+ memcg-also-test-for-skip-accounting-at-the-page-allocation-level.patch added to -mm tree

akpm@xxxxxxxxxxxxxxxxxxxx · Tue, 11 Jun 2013 14:08:16 -0700

Subject: + memcg-also-test-for-skip-accounting-at-the-page-allocation-level.patch added to -mm tree
To: glommer@xxxxxxxxx,glommer@xxxxxxxxxx,hannes@xxxxxxxxxxx,kamezawa.hiroyu@xxxxxxxxxxxxxx,mhocko@xxxxxxx
From: akpm@xxxxxxxxxxxxxxxxxxxx
Date: Tue, 11 Jun 2013 14:08:16 -0700


The patch titled
     Subject: memcg: also test for skip accounting at the page allocation level
has been added to the -mm tree.  Its filename is
     memcg-also-test-for-skip-accounting-at-the-page-allocation-level.patch

Before you just go and hit "reply", please:
   a) Consider who else should be cc'ed
   b) Prefer to cc a suitable mailing list as well
   c) Ideally: find the original patch on the mailing list and do a
      reply-to-all to that, adding suitable additional cc's

*** Remember to use Documentation/SubmitChecklist when testing your code ***

The -mm tree is included into linux-next and is updated
there every 3-4 working days

------------------------------------------------------
From: Glauber Costa <glommer@xxxxxxxxx>
Subject: memcg: also test for skip accounting at the page allocation level

The memory we used to hold the memcg arrays is currently accounted to the
current memcg.  But that creates a problem, because that memory can only
be freed after the last user is gone.  Our only way to know which is the
last user, is to hook up to freeing time, but the fact that we still have
some in flight kmallocs will prevent freeing to happen.  I believe
therefore to be just easier to account this memory as global overhead.


This patch (of 2):

Disabling accounting is only relevant for some specific memcg internal
allocations.  Therefore we would initially not have such check at
memcg_kmem_newpage_charge, since direct calls to the page allocator that
are marked with GFP_KMEMCG only happen outside memcg core.  We are mostly
concerned with cache allocations and by having this test at
memcg_kmem_get_cache we are already able to relay the allocation to the
root cache and bypass the memcg caches altogether.

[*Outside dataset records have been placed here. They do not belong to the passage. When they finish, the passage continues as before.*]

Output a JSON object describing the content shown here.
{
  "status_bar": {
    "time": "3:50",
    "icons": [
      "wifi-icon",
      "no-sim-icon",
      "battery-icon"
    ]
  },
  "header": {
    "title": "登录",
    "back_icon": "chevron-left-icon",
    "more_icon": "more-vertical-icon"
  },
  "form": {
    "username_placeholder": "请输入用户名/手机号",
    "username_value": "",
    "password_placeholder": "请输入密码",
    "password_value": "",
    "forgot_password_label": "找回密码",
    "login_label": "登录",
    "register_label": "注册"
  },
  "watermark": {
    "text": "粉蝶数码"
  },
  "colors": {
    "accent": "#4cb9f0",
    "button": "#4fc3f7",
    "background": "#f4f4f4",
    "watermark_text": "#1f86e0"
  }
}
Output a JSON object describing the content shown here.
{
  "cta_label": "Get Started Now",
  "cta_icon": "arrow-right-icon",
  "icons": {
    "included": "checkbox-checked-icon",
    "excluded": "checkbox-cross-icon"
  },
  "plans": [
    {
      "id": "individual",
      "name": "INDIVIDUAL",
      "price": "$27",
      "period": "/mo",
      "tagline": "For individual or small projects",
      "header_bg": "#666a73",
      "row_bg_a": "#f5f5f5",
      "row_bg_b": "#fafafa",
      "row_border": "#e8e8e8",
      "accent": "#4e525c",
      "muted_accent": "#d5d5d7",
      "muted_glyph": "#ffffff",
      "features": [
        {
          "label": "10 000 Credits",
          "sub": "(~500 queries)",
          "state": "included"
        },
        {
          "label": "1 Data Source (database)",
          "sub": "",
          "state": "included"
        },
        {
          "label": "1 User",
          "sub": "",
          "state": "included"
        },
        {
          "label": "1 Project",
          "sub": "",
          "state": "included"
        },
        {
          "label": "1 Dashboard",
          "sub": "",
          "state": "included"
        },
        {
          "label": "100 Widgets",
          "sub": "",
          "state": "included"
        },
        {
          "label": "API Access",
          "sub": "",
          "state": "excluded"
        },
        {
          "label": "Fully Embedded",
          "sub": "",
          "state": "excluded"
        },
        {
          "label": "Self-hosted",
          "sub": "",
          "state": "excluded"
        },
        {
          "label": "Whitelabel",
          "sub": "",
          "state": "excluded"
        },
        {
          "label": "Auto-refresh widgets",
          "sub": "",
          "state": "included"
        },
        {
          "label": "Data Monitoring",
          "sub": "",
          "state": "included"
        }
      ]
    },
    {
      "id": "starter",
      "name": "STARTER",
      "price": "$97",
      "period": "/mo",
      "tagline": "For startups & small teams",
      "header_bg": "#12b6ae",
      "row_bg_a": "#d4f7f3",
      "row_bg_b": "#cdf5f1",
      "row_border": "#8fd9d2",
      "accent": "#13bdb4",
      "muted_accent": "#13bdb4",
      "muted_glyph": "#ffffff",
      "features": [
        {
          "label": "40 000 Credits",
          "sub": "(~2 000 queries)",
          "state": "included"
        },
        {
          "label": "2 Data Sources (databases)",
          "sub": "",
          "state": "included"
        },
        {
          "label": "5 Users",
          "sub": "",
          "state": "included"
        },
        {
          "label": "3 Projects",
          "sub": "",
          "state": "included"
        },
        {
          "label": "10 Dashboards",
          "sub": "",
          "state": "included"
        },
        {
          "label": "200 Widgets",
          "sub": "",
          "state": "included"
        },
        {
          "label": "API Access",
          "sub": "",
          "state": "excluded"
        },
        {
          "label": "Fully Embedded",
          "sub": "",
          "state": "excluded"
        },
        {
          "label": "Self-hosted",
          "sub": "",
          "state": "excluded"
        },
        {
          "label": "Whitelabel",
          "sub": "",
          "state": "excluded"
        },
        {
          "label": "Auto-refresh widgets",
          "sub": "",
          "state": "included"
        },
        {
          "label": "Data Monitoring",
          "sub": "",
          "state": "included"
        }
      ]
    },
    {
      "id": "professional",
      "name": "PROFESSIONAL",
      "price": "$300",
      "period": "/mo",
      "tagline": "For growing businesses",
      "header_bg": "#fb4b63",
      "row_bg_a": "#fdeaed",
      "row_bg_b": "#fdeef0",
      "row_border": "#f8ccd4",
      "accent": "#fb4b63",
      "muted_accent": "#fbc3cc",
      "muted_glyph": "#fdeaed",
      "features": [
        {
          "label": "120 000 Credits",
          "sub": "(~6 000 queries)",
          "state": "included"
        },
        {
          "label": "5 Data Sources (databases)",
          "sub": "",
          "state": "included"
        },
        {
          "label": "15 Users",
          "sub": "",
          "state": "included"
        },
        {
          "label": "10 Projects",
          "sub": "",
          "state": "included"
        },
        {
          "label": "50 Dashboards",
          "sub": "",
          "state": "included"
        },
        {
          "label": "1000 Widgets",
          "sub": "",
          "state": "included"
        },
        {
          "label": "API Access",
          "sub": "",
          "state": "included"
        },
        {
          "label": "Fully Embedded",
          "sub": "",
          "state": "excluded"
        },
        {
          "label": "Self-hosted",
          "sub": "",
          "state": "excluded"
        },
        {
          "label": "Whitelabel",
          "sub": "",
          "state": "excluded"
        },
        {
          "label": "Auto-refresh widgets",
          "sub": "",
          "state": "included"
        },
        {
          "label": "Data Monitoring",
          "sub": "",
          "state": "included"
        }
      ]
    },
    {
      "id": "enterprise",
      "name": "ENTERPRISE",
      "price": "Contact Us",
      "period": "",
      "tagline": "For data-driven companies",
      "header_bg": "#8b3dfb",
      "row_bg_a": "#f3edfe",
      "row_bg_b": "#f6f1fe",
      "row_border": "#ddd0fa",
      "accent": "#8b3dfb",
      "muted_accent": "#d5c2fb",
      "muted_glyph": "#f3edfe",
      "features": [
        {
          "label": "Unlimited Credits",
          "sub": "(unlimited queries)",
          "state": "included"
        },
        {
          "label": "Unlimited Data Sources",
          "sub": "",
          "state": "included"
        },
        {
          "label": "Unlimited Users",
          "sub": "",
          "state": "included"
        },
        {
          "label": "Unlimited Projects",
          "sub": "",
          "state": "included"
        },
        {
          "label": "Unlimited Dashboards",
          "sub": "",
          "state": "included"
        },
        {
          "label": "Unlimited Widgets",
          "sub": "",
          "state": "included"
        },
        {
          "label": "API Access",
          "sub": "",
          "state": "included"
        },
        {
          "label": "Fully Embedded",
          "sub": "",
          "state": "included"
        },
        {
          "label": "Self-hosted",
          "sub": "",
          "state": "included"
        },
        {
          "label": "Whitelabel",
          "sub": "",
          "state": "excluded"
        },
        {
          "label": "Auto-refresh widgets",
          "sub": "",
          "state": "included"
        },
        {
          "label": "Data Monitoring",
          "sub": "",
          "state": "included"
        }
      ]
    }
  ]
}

There is one exception, though: the SLUB allocator does not create large
order caches, but rather service large kmallocs directly from the page
allocator.  Therefore, the following sequence, when backed by the SLUB
allocator:

	memcg_stop_kmem_account();
	kmalloc(<large_number>)
	memcg_resume_kmem_account();

would effectively ignore the fact that we should skip accounting, since it
will drive us directly to this function without passing through the cache
selector memcg_kmem_get_cache.  Such large allocations are extremely rare
but can happen, for instance, for the cache arrays.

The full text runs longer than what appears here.